Sabemos que los partidos nacionalistas desean un final feliz en el que la princesa y el sapo se casen. Sin embargo, la Constitución, pese a que reconocozca su autonomía a la hora de darse a sí mismos leyes y normas y de gestionar sus propios asuntos, princesa y sapo seguirán viviendo en el país de 'nunca jamás', mal que les pese. Igualmente, es poco razonable no reconocer que Cataluña requiere de todos los españoles una reflexión acerca de nuestra convivencia cultural (lingüística) y de si es necesario o no revisar el modelo de autonomías imaginado en los orígenes de nuestra democracia. Ahora bien, esta búsqueda de un término medio es precisamente la actitud que ha brillado por su ausencia en el tedioso camino (cuatro años) hacia la reforma del Estatuto catalán, dando como fruto un texto conservador que a nadie contenta. El que escribe sospecha que el fracaso del Estatuto tiene sobre todo su origen en la radicalización de los intereses nacionalistas (catalanes y españoles). Unos, prefieren seguir soñando con una España en latín, abogando por la entelequia de la 'unidad nacional'; los otros, aplicando la ley del serrucho, creen que todos en su territorio cuentan ovejas en catalán. Y la casa por barrer.
El pueblo catalán está defraudado por lo que consideran un texto estatutario sin variaciones significativas o cambios de una polisemia nebulosa. No es extraño que en las próximas elecciones, el pueblo acabe dando su confianza a CIU, castigando la falta de determinación política del PSC. Por otro lado, al PP se le encienden los demonios cada vez que oyen hablar de 'nación', un vocabulario que ellos mismos utilizan sin pudor a la hora de defender lo que consideran un derecho patriótico. El Constitucional, ante este panorama, ha preferido dejar el mobiliario en su sitio y curarse de espanto, aunque para lo que ha hecho, mejor que lo hubiera firmado hace tres años y listos. Un proceso tan largo no sólo desgasta la paciencia de los catalanes, sino que también alienta en el resto de las autonomías el rebrote del más rancio nacionalismo españolista, que observa con entusiasmo cómo Cataluña pierde las demandas que más filiación ciudadana poseían (reconocimiento como nación, preferencia lingüística y uso legítimo de símbolos identitarios).

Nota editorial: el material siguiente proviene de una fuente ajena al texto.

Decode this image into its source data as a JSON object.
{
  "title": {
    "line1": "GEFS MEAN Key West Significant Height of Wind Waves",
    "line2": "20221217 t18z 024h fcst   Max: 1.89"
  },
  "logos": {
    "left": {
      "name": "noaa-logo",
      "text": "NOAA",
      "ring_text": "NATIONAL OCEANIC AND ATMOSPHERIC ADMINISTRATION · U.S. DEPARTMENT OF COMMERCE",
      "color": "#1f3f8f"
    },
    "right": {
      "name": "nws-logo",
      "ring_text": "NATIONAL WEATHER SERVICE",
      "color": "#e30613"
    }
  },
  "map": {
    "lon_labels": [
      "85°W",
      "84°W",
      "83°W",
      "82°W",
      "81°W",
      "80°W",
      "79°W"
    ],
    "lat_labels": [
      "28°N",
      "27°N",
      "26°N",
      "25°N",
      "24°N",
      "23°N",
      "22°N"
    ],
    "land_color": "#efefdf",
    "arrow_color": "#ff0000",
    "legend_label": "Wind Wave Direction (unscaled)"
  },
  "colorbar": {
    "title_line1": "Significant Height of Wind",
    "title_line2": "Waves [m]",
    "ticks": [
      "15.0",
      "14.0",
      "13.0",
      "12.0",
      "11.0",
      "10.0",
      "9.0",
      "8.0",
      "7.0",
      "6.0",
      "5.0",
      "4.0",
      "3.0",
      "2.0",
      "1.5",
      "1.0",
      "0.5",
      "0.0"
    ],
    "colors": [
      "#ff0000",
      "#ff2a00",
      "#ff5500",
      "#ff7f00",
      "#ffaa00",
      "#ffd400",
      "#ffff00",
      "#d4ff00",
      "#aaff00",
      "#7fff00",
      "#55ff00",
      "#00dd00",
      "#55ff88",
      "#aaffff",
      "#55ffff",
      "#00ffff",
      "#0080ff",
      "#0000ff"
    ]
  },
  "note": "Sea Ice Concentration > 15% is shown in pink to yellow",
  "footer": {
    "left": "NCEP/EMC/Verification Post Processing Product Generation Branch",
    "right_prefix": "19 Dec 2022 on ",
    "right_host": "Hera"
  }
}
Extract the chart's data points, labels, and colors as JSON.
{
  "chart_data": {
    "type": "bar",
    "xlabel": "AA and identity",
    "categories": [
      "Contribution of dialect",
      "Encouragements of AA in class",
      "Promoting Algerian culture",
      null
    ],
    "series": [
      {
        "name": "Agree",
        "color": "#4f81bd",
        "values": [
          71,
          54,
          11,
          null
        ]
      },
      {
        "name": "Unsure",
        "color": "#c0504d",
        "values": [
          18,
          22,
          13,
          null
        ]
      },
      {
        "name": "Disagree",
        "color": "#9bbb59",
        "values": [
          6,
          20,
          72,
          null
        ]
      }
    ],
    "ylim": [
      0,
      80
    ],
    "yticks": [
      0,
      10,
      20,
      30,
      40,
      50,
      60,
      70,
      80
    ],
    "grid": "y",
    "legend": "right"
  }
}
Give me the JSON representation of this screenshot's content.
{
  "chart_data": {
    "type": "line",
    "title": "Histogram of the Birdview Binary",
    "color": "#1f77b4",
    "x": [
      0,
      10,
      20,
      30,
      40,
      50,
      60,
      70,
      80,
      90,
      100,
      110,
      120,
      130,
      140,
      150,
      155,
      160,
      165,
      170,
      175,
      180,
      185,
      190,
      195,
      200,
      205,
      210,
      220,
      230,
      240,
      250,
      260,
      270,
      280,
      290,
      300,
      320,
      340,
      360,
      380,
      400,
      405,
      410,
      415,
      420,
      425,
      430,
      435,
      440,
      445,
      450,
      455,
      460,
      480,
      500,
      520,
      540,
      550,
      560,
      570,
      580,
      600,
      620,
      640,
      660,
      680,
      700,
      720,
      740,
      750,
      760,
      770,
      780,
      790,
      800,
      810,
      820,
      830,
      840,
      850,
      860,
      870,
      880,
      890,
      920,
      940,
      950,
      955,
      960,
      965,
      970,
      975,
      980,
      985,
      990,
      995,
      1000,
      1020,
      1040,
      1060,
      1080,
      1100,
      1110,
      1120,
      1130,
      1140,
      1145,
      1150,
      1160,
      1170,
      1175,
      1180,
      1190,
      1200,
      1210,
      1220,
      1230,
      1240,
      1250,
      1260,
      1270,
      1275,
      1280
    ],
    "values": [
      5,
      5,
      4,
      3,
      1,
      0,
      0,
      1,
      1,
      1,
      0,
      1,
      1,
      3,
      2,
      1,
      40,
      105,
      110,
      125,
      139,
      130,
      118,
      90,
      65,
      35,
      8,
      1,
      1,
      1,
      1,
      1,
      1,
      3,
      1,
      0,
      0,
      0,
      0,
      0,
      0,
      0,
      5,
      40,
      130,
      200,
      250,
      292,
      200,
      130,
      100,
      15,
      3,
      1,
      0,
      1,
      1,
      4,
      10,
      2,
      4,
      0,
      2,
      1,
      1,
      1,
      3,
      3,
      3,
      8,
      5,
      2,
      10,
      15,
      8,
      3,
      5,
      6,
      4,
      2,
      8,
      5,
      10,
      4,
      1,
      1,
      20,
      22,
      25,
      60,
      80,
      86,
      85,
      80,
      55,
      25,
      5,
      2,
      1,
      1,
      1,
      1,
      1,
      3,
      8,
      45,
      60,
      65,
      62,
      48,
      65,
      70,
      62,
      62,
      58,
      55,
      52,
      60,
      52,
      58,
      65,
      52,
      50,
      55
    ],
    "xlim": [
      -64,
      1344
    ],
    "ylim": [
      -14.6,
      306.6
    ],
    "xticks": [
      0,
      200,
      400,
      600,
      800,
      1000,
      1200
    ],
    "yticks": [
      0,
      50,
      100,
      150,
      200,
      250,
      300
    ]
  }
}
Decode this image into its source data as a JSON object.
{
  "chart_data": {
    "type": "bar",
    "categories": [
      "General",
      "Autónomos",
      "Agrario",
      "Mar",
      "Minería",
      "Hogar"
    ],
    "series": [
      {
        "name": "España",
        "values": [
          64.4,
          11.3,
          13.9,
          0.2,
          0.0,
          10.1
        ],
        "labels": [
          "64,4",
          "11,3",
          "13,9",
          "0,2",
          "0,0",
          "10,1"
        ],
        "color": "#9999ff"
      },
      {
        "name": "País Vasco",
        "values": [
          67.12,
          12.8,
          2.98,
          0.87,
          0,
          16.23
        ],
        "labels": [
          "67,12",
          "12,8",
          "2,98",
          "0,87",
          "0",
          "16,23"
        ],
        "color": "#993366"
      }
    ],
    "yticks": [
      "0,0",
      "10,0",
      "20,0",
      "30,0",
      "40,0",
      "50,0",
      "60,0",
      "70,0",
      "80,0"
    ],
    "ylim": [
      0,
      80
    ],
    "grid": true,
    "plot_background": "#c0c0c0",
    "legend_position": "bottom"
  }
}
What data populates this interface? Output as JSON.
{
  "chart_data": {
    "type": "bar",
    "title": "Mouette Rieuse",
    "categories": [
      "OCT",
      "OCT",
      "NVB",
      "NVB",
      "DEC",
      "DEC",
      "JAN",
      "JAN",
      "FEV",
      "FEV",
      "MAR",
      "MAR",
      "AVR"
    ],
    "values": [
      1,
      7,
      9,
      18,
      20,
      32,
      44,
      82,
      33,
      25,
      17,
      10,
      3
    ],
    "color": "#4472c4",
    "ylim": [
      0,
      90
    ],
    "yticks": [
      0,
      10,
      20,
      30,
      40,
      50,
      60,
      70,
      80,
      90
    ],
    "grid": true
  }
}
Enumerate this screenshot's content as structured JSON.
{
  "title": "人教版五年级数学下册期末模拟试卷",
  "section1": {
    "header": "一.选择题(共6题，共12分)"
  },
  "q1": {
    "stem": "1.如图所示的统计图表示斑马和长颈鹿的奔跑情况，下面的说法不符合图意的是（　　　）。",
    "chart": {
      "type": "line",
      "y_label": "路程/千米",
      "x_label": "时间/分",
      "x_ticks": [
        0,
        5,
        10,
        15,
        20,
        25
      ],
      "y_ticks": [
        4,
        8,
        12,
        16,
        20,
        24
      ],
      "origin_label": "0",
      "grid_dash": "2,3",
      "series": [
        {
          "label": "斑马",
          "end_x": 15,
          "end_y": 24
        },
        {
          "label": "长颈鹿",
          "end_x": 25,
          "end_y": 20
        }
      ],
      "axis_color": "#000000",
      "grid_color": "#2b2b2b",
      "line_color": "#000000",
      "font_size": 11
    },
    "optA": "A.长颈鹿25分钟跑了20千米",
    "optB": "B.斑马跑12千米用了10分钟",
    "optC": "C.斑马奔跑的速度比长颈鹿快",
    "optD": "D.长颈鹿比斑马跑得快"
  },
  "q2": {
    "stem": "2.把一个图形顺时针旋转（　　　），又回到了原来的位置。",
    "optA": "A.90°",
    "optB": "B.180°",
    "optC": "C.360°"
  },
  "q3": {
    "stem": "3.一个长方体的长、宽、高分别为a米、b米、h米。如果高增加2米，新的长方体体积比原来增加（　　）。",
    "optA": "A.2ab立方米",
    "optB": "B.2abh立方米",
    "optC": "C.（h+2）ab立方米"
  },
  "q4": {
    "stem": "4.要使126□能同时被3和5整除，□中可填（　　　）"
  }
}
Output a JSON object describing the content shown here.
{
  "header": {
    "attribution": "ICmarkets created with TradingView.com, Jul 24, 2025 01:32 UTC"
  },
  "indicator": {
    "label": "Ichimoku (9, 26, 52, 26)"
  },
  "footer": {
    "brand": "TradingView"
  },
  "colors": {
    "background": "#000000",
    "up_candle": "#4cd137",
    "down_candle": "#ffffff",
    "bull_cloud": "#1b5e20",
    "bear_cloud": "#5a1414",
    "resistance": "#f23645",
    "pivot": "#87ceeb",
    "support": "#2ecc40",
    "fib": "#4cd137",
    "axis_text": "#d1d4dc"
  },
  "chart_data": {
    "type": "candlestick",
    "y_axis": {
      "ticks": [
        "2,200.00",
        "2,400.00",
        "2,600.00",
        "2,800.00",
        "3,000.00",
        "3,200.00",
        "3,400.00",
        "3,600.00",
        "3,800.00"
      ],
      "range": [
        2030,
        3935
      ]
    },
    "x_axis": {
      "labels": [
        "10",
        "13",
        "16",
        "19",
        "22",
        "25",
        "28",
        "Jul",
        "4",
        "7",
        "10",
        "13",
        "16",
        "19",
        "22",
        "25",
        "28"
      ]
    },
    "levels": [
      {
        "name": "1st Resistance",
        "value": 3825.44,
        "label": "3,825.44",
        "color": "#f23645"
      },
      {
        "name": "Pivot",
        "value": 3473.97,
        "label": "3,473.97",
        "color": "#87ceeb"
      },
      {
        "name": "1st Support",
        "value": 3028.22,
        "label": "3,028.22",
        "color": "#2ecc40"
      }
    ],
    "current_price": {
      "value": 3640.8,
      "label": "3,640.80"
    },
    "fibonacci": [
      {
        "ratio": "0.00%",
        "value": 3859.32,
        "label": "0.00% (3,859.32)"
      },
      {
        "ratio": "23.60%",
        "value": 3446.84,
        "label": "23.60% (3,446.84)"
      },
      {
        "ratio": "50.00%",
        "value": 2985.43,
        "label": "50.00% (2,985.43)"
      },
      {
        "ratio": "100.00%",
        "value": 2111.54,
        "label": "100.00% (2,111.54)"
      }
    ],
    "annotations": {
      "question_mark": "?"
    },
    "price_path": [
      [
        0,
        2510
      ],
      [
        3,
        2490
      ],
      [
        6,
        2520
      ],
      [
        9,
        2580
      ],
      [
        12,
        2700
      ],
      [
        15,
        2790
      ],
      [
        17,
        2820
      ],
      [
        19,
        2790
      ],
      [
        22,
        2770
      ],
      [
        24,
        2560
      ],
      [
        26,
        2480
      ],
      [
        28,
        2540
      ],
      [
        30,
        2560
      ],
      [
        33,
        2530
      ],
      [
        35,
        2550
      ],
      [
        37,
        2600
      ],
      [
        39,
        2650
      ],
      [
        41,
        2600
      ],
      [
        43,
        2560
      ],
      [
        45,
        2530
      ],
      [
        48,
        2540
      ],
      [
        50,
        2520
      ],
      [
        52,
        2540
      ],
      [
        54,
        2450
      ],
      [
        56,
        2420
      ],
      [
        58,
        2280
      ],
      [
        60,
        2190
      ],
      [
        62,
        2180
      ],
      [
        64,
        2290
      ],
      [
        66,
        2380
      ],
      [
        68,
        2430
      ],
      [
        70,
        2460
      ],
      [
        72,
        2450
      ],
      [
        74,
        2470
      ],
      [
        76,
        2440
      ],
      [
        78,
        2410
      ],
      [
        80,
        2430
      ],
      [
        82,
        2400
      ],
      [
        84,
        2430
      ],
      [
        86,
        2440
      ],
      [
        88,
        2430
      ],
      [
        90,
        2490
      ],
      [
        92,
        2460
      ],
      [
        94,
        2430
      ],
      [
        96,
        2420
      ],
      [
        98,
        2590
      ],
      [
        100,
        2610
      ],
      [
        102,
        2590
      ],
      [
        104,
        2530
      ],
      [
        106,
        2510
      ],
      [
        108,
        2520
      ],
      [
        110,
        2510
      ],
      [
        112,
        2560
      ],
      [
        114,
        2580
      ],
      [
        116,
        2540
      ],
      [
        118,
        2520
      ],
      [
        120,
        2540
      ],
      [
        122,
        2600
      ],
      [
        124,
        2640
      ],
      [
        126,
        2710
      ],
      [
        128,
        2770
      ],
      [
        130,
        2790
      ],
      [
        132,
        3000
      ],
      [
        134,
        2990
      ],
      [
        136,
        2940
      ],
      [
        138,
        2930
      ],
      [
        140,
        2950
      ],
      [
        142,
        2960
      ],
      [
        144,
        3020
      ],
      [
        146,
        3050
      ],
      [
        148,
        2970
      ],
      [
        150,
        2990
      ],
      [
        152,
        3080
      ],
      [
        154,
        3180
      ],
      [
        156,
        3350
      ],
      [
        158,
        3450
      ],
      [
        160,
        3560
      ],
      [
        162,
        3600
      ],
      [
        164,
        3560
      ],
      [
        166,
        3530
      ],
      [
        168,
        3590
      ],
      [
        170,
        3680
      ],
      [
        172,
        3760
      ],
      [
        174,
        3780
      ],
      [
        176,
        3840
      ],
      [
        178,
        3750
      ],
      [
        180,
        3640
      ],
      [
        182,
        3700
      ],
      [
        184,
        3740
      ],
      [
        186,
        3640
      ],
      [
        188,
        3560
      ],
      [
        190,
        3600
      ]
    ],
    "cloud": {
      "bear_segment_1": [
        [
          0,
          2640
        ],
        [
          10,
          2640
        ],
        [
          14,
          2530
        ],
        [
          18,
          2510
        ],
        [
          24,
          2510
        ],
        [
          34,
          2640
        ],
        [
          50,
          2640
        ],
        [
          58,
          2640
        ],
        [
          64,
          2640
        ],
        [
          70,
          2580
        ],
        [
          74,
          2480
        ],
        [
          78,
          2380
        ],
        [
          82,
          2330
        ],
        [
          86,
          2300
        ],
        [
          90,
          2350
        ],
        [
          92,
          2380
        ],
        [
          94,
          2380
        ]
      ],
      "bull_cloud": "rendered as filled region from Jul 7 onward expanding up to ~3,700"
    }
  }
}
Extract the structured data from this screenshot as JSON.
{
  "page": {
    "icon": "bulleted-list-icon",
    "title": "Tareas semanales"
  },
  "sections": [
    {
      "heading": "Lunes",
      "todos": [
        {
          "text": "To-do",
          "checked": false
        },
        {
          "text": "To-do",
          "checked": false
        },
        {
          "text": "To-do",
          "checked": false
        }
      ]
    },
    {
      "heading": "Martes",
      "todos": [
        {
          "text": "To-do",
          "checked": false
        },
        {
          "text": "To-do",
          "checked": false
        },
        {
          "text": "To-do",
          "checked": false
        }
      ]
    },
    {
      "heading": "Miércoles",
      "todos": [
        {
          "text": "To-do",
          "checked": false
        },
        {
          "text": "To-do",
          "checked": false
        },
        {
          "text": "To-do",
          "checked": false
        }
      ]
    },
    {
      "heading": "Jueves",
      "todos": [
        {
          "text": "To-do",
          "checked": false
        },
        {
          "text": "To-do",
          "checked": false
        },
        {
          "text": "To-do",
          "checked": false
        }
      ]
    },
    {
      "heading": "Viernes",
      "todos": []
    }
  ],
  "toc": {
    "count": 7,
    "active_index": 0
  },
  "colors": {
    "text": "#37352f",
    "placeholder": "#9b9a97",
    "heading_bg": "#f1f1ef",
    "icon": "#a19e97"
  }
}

Este Estatuto, en vez de conciliar y acercar posiciones dispares a un terrero razonable, ha preferido polarizar el debate hacia un conservadurismo que, mucho me temo, no ayudará a un entendimiento entre los grupos más radicalizados del debate y que supondrá desde el punto de vista electoral una vuelta atrás que ya suena a nudo gordiano. ¿Realmente deseamos conciliar la pluralidad cultural con una sana convivencia? Por ahora, la respuesta es evidente: no.
Yo, mientras tanto, espero poder seguir viajando, actividad que abre la mente y de paso te recuerda de dónde eres.